Die Oberpostkasse hatte ihre Räume nach der Seite Dammtorwall. Den Zugang dazu bildete die Treppe im Eckturm an der Einfahrt zum Posthof. In der dritten Etage befanden sich die Dienstwohnungen und noch mehr Räume der Oberpostdirektion. Im Mittelbau des Hauses war das Fahrtpostamt. Im Erdgeschoss befand sich die Postkammer, in der zweiten Etage Büroräume. Dort, wo der Bau an den östlichen Flügel anstößt, lag im Erdgeschoss die Paketausgabe, die sowohl vom Gorch-Fock-Wall als auch vom Posthof aus zugänglich war. Ähnlich dem Ostbau gruppierten sich auch die Räume des westlichen rechteckigen Flügels an zwei Lichthöfen, die allerdings hier im Keller und in der ersten Etage in die bebaute Fläche miteinbezogen waren. Im Kellergeschoss befand sich die Packkammer für abgehende Pakete. Den Hauptzugang zum Erdgeschoss bildete das große Portal am Gorch-Fock-Wall. Durch ihn kam man über die Haupttreppe auf einen Flur, der nach links zur Geldannahme und -ausgabe, nach rechts zur Telegraphenannahme führte. Geradeaus lagen die Zahlstellen für die Paketanlieferung, die zu beiden Seiten der Zahlstellen an Tischbanden und in dem am Dammtorwall gelegenen Zollrevisionssaal, der an dieser Seite einen eigenen Zugang hatte, bearbeitet wurde. In der zweiten Etage lagen die Telegraphen-Apparatesäle, das Zimmer für die Rohrpoststation, das Fernsprechzimmer und weitere zum Telegraphenamt gehörende Räume. In der dritten Etage war die Dienstwohnung des Telegraphendirektors.

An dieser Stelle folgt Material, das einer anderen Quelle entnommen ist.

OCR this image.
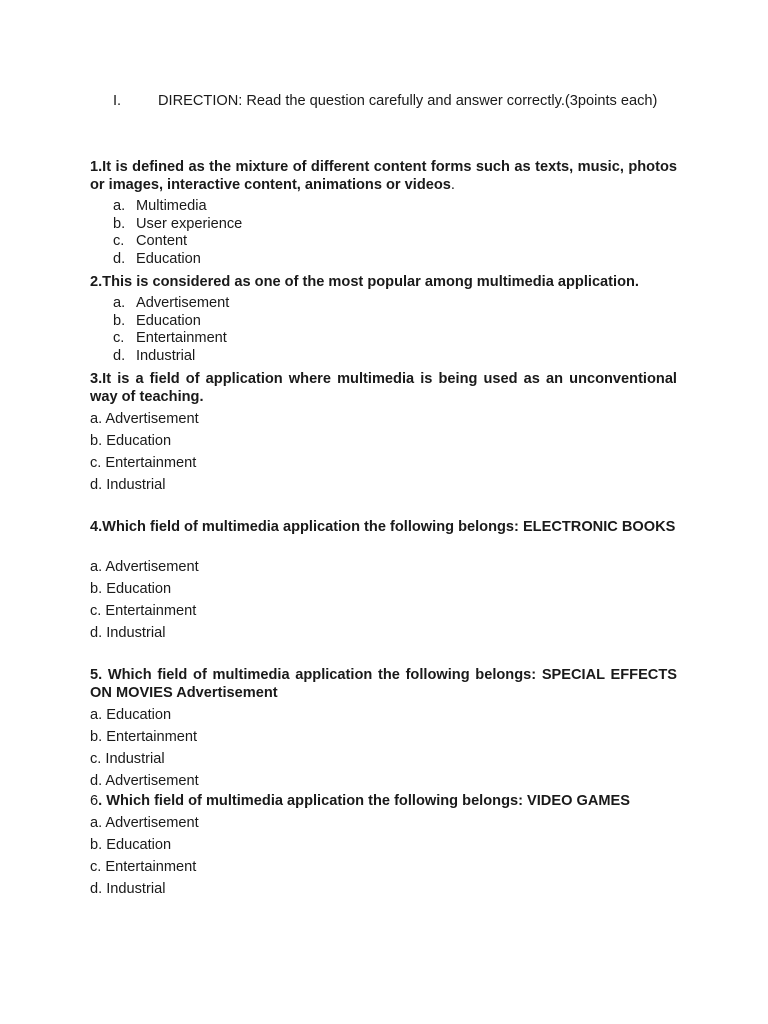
I.	DIRECTION: Read the question carefully and answer correctly.(3points each)
1.It is defined as the mixture of different content forms such as texts, music, photos or images, interactive content, animations or videos.
a. Multimedia
b. User experience
c. Content
d. Education
2.This is considered as one of the most popular among multimedia application.
a. Advertisement
b. Education
c. Entertainment
d. Industrial
3.It is a field of application where multimedia is being used as an unconventional way of teaching.
a. Advertisement
b. Education
c. Entertainment
d. Industrial
4.Which field of multimedia application the following belongs: ELECTRONIC BOOKS
a. Advertisement
b. Education
c. Entertainment
d. Industrial
5. Which field of multimedia application the following belongs: SPECIAL EFFECTS ON MOVIES Advertisement
a. Education
b. Entertainment
c. Industrial
d. Advertisement
6. Which field of multimedia application the following belongs: VIDEO GAMES
a. Advertisement
b. Education
c. Entertainment
d. Industrial
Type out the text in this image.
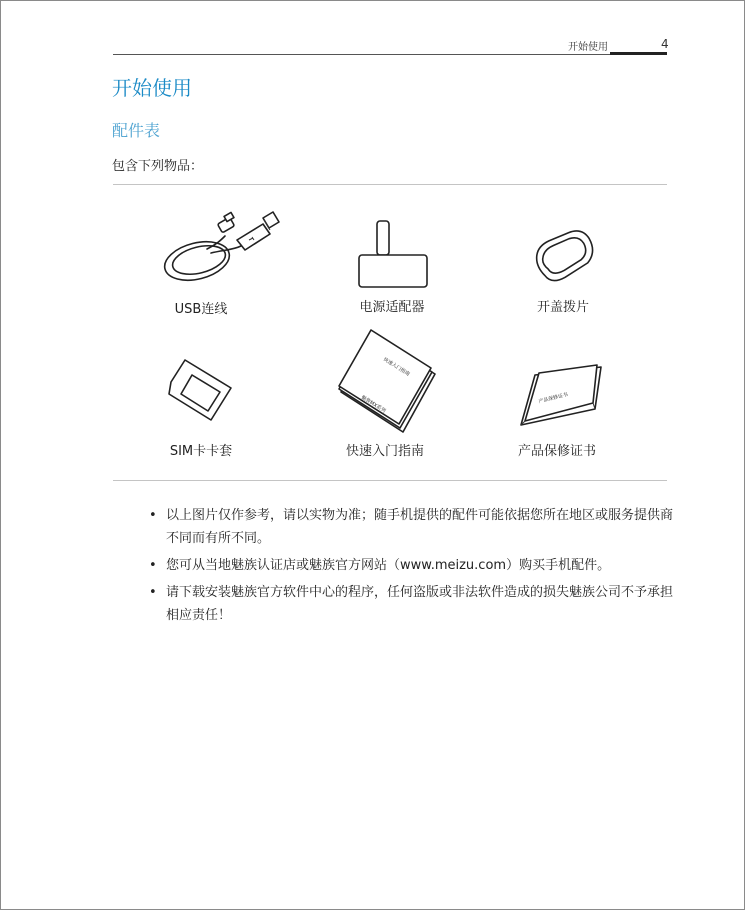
开始使用	4
开始使用
配件表
包含下列物品：
USB连线	电源适配器	开盖拨片
SIM卡卡套
快速入门指南
魅族MX系列
快速入门指南
产品保修证书
产品保修证书
• 以上图片仅作参考，请以实物为准；随手机提供的配件可能依据您所在地区或服务提供商不同而有所不同。
• 您可从当地魅族认证店或魅族官方网站（www.meizu.com）购买手机配件。
• 请下载安装魅族官方软件中心的程序，任何盗版或非法软件造成的损失魅族公司不予承担相应责任！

„Die dem Hauptgebäude auf der mit Privathäusern bestandenen Seite der Dammthorwallstraße gegenüberliegenden beiden Remisengebäude [waren] zur Unterstellung des Postwagenparks bestimmt. Es war notwendig, für diesen Zweck ein Grundstück zu gewinnen, welches in möglichster Nähe sowohl des Postgebäudes wie der Posthalterei lag. Diesen Anforderungen entspricht der nun angelegte Postwagenhof (…), da er einerseits mit dem Posthofe über die Dammthorwallstraße hin, andererseits mit der Posthalterei in unmittelbarer Verbindung steht. Die Posthaltereigebäude, welche früher Teil des jetzigen Wagenhofes einnahmen, sind nach der Großen Drehbahn hin zurückgelegt worden. Die unmittelbare Verbindung zwischen den Pferdeställen des Posthalters und den Wagenremisen macht es möglich, dass die für den Postbetrieb erforderlichen Fuhrwerke jederzeit zur Hand sein können.“ 4)

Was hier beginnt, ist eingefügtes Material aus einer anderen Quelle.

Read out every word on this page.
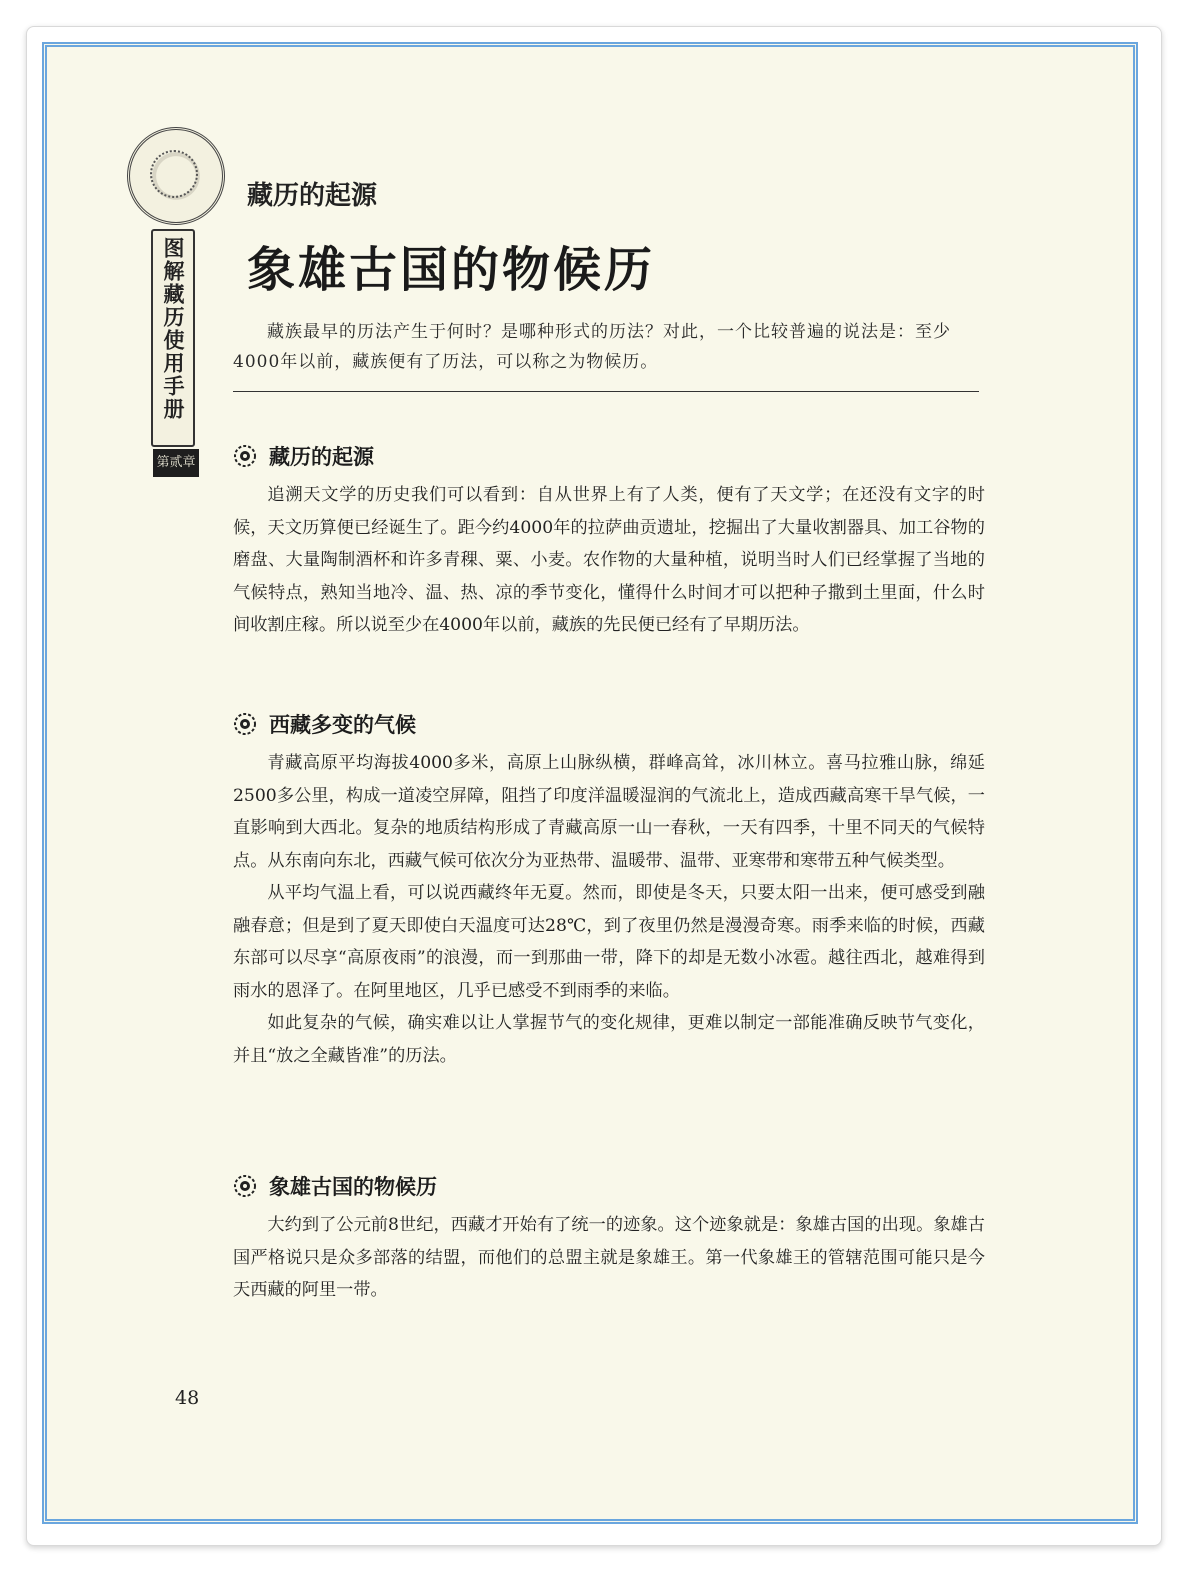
图解藏历使用手册
第贰章
藏历的起源
象雄古国的物候历
藏族最早的历法产生于何时？是哪种形式的历法？对此，一个比较普遍的说法是：至少4000年以前，藏族便有了历法，可以称之为物候历。
藏历的起源

追溯天文学的历史我们可以看到：自从世界上有了人类，便有了天文学；在还没有文字的时候，天文历算便已经诞生了。距今约4000年的拉萨曲贡遗址，挖掘出了大量收割器具、加工谷物的磨盘、大量陶制酒杯和许多青稞、粟、小麦。农作物的大量种植，说明当时人们已经掌握了当地的气候特点，熟知当地冷、温、热、凉的季节变化，懂得什么时间才可以把种子撒到土里面，什么时间收割庄稼。所以说至少在4000年以前，藏族的先民便已经有了早期历法。

西藏多变的气候

青藏高原平均海拔4000多米，高原上山脉纵横，群峰高耸，冰川林立。喜马拉雅山脉，绵延2500多公里，构成一道凌空屏障，阻挡了印度洋温暖湿润的气流北上，造成西藏高寒干旱气候，一直影响到大西北。复杂的地质结构形成了青藏高原一山一春秋，一天有四季，十里不同天的气候特点。从东南向东北，西藏气候可依次分为亚热带、温暖带、温带、亚寒带和寒带五种气候类型。

从平均气温上看，可以说西藏终年无夏。然而，即使是冬天，只要太阳一出来，便可感受到融融春意；但是到了夏天即使白天温度可达28℃，到了夜里仍然是漫漫奇寒。雨季来临的时候，西藏东部可以尽享“高原夜雨”的浪漫，而一到那曲一带，降下的却是无数小冰雹。越往西北，越难得到雨水的恩泽了。在阿里地区，几乎已感受不到雨季的来临。

如此复杂的气候，确实难以让人掌握节气的变化规律，更难以制定一部能准确反映节气变化，并且“放之全藏皆准”的历法。

象雄古国的物候历

大约到了公元前8世纪，西藏才开始有了统一的迹象。这个迹象就是：象雄古国的出现。象雄古国严格说只是众多部落的结盟，而他们的总盟主就是象雄王。第一代象雄王的管辖范围可能只是今天西藏的阿里一带。

48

Über die Posthalterei heißt es in dem Buch „100 Jahre Oberpostdirektion 1873 bis 1973“: „Damals war die Posthalterei auf dem Staatsgrundstück Dammtorwall-Drehbahn untergebracht. Die Postwagen (Güter- und Karriolpostwagen sowie Paketzustellwagen) waren in der Regel Eigentum der Deutschen Reichspost. In Hamburg wurden sie jedoch von der Wagenbaufirma Gebrüder Kruse gegen Vergütung gestellt und unterhalten. Der Posthalter [damals der Reitschulbesitzer Max Puls] hatte also nur die Postillione, die Pferde und das Geschirr bereitzuhalten. Er zahlte den Postillionen den Lohn und gab ihnen ihre vorschriftsmäßige Dienstkleidung.

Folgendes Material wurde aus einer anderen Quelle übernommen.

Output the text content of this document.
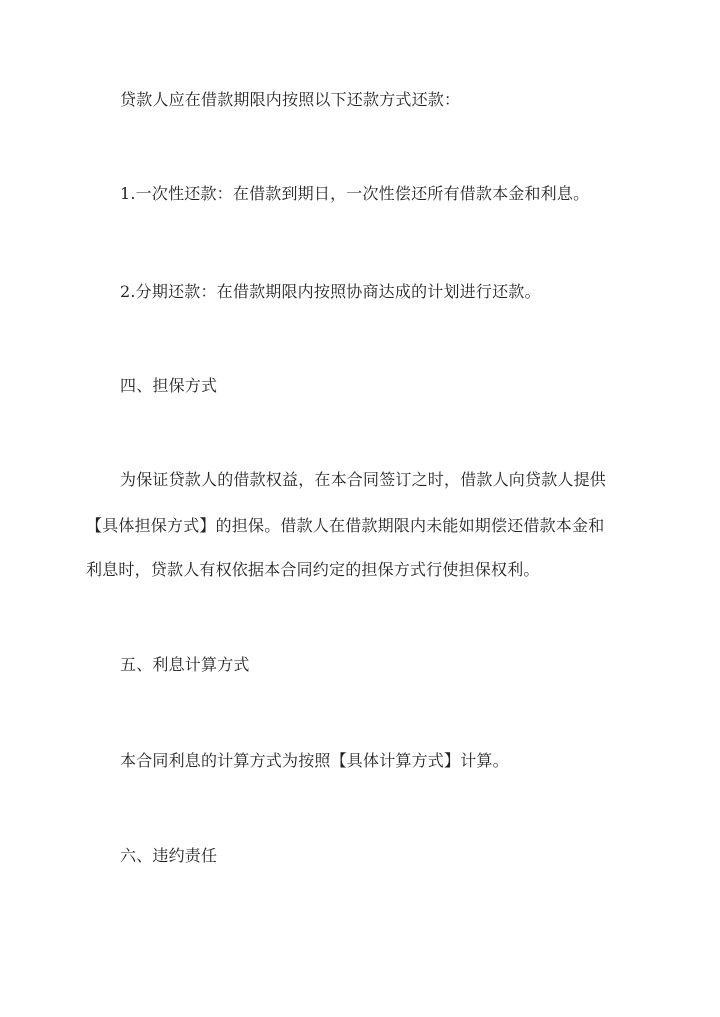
贷款人应在借款期限内按照以下还款方式还款：
1.一次性还款：在借款到期日，一次性偿还所有借款本金和利息。
2.分期还款：在借款期限内按照协商达成的计划进行还款。
四、担保方式
为保证贷款人的借款权益，在本合同签订之时，借款人向贷款人提供
【具体担保方式】的担保。借款人在借款期限内未能如期偿还借款本金和
利息时，贷款人有权依据本合同约定的担保方式行使担保权利。
五、利息计算方式
本合同利息的计算方式为按照【具体计算方式】计算。
六、违约责任
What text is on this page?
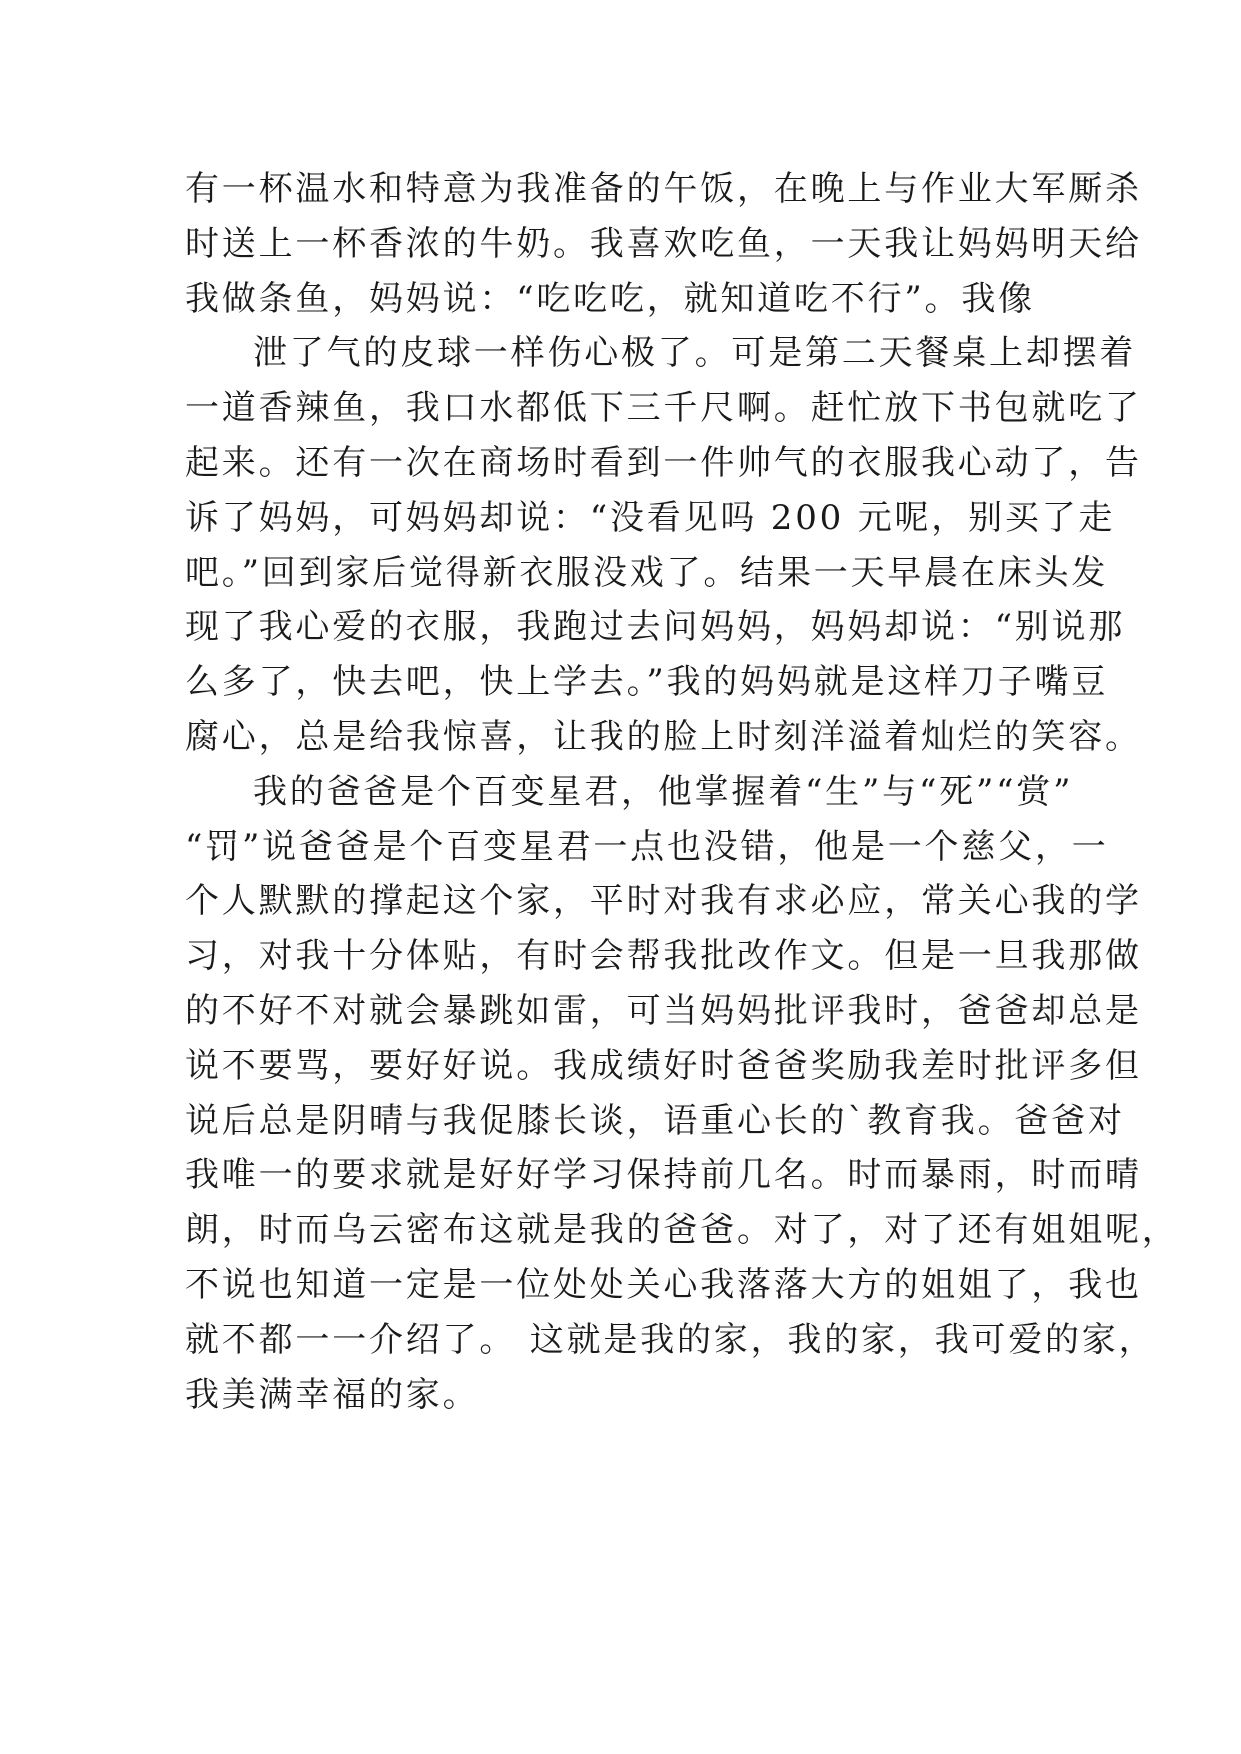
有一杯温水和特意为我准备的午饭，在晚上与作业大军厮杀

时送上一杯香浓的牛奶。我喜欢吃鱼，一天我让妈妈明天给

我做条鱼，妈妈说：“吃吃吃，就知道吃不行”。我像

泄了气的皮球一样伤心极了。可是第二天餐桌上却摆着

一道香辣鱼，我口水都低下三千尺啊。赶忙放下书包就吃了

起来。还有一次在商场时看到一件帅气的衣服我心动了，告

诉了妈妈，可妈妈却说：“没看见吗 200 元呢，别买了走

吧。”回到家后觉得新衣服没戏了。结果一天早晨在床头发

现了我心爱的衣服，我跑过去问妈妈，妈妈却说：“别说那

么多了，快去吧，快上学去。”我的妈妈就是这样刀子嘴豆

腐心，总是给我惊喜，让我的脸上时刻洋溢着灿烂的笑容。

我的爸爸是个百变星君，他掌握着“生”与“死”“赏”

“罚”说爸爸是个百变星君一点也没错，他是一个慈父，一

个人默默的撑起这个家，平时对我有求必应，常关心我的学

习，对我十分体贴，有时会帮我批改作文。但是一旦我那做

的不好不对就会暴跳如雷，可当妈妈批评我时，爸爸却总是

说不要骂，要好好说。我成绩好时爸爸奖励我差时批评多但

说后总是阴晴与我促膝长谈，语重心长的`教育我。爸爸对

我唯一的要求就是好好学习保持前几名。时而暴雨，时而晴

朗，时而乌云密布这就是我的爸爸。对了，对了还有姐姐呢，

不说也知道一定是一位处处关心我落落大方的姐姐了，我也

就不都一一介绍了。 这就是我的家，我的家，我可爱的家，

我美满幸福的家。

Der Postillion stand in einem doppelten Dienstverhältnis. Dem Posthalter gegenüber galt er als vertraglich verdingter Arbeiter, der zu jeder Zeit entlassen werden konnte, in seiner Tätigkeit aber wurde er zu den beamteten Personen gerechnet. Er hatte deshalb bei Amtsvergehen mit härteren Strafen als Privatpersonen zu rechnen und stand unter der Strafgewalt der Reichspost.

Postillione, die sich gut führten, erhielten nach längerer Beschäftigungsdauer von der Reichspost Auszeichnungen (goldene Tressenstreifen, Ehrenposthorn, Ehrenpeitsche) und Belohnungen in barem Geld. Bei besonderer Bewährung konnten sie sogar ins Beamtenverhältnis übernommen werden.“5)

Während des Ersten Weltkriegs waren viele Postillione zum Heeresdienst und die Pferde an die Heeresverwaltung abbestellt worden. Deshalb wurden 1916 erstmals auch Frauen als Postillione zugelassen.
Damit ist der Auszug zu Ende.